Prevalence and correlates of probable depression diagnosis and suicidal ideation among patients receiving HIV care in Lilongwe, Malawi
Depression and suicide ideation among people living with HIV (PLHIV) can threaten the success of HIV care and treatment programs, particularly within high HIV prevalence settings. We describe the prevalence and correlates associated with depression and suicidal ideation among PLHIV receiving HIV care in Lilongwe, Malawi.
From July to September 2013, 206 HIV clinic patients, who were ≥18 years of age and either pre-antiretroviral therapy (ART) or established on ART for ≥6 months prior to study, participated in a survey to assess the prevalence of a likely depressive disorder and suicidal ideation using the Patient Health Questionnaire-9. We explored factors associated with depression using bivariable linear regression and suicidal ideation using bivariable log-binomial regression.

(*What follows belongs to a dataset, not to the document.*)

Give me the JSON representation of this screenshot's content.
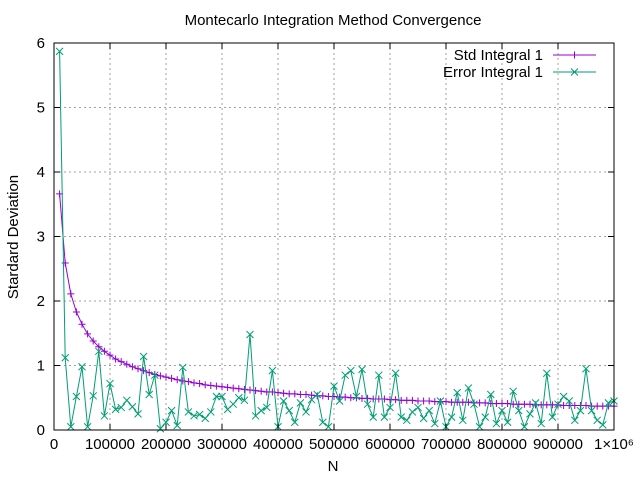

The prevalence of a likely depressive disorder and suicidal ideation was 12% (95% CI: 8%, 17%) and 16% (95% CI: 11%, 21%), respectively. Pre-ART patients (β=1.17, 95% CI: 0.03, 2.30, p-value=0.04) and those with problematic alcohol use (β=0.49, 95% CI: 0.07, 0.92, p-value=0.02) were associated with a higher depression severity. Suicidal ideation was relatively common (8%, 95% CI: 5%, 13%) among those without a likely depressive disorder and significantly correlated with having no primary, secondary, or tertiary education (β=-1.52, 95% CI: -2.46, -0.59, p-value<0.01).
Interventions that enhance identification and management of depressive disorders and suicidal ideation should be integrated within HIV care clinics in Malawi.